Perceptual set: after seeing one interpretation first, people are biased to see the same interpretation in subsequent ambiguous figures.
Experimental setup: two versions of an ambiguous figure (saxophonist vs. woman's face) shown; participants’ initial exposure influenced subsequent perception of the middle image.
Relationship to mental set: perceptual set is a specific instance of the broader concept of mental set, where prior expectations influence future thinking and interpretation.

Ambiguity and Context in Perception: Integrating Multiple Cues

Perception is not a single, fixed readout; it integrates multiple cues (size, depth, contrast, context, prior expectations).
Context can be cultural, environmental, or situational; all contribute to how we interpret sensory data.

Summary: Why These Concepts Matter for Cognition and Behavior

Perception arises from an interaction of sensory input (sensation) and cognitive interpretation (perception).
Our minds actively organize and interpret data using grouping rules, depth cues, and contextual knowledge.
Illusions (Ponzo, Shepard, Necker cube, subjective contours, dual-layer) reveal that perception can diverge from veridical data when our cognitive rules fill in or bias interpretation.
The two-way street between physiology and cognition means understanding perception requires both how the brain processes data and how experience, expectations, and culture frame interpretation.
These ideas lay the groundwork for exploring broader cognitive processes (learning, memory, decision making, biases) in upcoming sections.

Looking Ahead: From Perception to Broad Cognition

The lecture sets the stage for examining: What does it mean to think? How do learning and memory work? How do expectations shape interpretation and behavior?
Next steps will cover how cognition influences behavior, decision making, problem solving, and how biases arise during thinking.
The course will also address how intelligent behavior is defined and tested, and how context and culture influence cognitive processes.

Key Terms and Concepts (Glossary Snippet)

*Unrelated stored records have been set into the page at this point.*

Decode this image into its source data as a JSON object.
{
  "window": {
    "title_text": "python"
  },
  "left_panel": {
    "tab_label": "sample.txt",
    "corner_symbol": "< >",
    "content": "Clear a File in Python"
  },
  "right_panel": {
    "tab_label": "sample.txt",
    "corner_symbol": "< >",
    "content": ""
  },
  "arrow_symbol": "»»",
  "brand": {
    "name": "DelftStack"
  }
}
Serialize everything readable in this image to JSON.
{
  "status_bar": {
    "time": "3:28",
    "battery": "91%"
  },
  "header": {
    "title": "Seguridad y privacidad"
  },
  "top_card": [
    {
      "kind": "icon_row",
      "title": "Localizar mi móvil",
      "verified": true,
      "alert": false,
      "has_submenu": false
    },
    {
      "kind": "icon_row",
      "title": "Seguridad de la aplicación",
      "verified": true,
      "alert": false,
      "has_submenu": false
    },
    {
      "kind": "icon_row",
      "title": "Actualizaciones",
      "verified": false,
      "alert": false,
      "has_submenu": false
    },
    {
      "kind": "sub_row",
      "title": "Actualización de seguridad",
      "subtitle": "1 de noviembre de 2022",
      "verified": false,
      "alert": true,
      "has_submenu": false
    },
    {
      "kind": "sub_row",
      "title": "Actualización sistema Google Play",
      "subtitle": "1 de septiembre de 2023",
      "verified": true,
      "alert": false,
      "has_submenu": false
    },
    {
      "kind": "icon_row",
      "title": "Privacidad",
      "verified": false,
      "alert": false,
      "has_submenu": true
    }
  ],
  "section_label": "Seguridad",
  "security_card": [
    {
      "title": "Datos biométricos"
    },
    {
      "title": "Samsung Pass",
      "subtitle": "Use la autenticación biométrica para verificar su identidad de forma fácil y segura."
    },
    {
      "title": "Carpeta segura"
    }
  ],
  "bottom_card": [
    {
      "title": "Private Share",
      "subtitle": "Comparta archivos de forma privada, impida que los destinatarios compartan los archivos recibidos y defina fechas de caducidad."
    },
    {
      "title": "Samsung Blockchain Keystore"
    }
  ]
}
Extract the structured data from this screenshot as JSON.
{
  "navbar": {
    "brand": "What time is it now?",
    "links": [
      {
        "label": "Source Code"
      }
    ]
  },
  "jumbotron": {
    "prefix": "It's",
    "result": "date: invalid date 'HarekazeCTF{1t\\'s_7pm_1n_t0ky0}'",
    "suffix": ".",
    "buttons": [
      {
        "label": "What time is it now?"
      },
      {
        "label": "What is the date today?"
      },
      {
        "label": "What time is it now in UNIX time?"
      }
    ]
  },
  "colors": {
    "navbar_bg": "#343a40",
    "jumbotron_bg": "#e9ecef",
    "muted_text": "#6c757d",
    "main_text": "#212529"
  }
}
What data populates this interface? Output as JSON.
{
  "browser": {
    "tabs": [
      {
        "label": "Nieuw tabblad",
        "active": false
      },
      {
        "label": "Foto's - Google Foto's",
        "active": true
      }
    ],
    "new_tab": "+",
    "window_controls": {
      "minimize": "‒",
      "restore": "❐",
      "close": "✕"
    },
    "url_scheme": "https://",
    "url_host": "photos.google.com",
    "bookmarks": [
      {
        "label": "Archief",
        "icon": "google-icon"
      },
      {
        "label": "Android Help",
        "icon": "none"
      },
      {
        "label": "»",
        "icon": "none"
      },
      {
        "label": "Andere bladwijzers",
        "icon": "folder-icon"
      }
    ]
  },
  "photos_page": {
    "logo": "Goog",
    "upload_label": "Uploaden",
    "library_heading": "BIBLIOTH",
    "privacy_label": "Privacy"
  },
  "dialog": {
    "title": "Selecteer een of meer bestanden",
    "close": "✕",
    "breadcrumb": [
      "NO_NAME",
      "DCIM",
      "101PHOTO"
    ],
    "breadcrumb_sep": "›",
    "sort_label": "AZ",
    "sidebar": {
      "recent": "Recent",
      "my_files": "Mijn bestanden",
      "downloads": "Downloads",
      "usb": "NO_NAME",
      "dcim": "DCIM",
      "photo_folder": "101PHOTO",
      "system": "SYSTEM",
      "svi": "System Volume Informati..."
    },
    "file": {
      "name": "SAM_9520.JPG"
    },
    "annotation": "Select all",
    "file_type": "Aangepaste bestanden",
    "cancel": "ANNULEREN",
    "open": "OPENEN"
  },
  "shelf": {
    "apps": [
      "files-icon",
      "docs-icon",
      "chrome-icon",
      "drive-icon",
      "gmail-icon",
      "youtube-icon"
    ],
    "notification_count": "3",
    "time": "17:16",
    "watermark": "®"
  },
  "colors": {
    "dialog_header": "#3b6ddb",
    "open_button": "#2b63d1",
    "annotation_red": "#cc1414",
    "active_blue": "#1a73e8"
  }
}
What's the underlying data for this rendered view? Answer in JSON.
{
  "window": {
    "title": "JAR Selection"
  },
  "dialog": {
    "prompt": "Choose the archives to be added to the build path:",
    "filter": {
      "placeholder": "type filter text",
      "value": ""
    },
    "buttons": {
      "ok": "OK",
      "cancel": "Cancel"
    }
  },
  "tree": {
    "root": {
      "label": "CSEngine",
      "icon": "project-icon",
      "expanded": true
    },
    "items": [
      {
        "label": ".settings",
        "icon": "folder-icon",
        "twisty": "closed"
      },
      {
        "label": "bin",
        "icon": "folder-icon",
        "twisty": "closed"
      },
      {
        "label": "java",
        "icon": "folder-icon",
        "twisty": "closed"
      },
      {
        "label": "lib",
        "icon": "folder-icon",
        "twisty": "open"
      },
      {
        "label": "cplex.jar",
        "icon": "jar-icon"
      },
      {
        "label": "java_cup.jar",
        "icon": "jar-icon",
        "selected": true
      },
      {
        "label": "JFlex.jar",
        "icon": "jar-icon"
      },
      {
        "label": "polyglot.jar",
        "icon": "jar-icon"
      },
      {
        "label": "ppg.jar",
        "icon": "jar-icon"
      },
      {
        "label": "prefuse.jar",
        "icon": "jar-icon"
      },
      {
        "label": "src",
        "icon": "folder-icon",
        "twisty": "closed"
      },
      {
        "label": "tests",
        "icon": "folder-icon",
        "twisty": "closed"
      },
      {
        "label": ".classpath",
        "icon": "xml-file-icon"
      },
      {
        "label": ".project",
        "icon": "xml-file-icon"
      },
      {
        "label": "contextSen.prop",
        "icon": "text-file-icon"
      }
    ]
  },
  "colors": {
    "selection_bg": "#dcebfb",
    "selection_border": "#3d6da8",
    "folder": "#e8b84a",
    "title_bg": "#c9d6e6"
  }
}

Sensation: physiological encoding of sensory input.
Perception: cognitive interpretation of sensory input.
Proximity: grouping rule (objects close to each other are perceived as a unit).
Similarity: grouping rule (similar features are grouped).
Continuity: grouping rule (perceive continuous lines over abrupt changes).
Connectedness: grouping rule (elements connected are seen as a single unit).
Perceptual set: tendency to perceive in a particular way due to prior interpretation.
Mental set: broader term for cognitive readiness to perceive/think in a certain way.
Context: background information influencing perception.
Binocular cues: depth cues requiring both eyes.
Monocular cues: depth cues usable with one eye.
Retinal image size: the size of an image projected on the retina, related to actual size and distance by roughly $R \,\approx\, \frac{S}{d}$ .
Ponzo illusion: depth cues alter perceived size of equal objects.
Shepard illusion: depth cues alter perceived size of different shapes.
Necker cube: classic ambiguous figure demonstrating perceptual re-interpretation.
Subjective contours: perceived edges not present in the image, created by perceptual inference.
Height in the plane: depth cue based on vertical position in the image.
Linear perspective: depth cue based on converging lines.
Interposition (occlusion): nearer objects block farther objects.
Schematic depth rule: farther objects are often perceived as larger when retinal size is constant.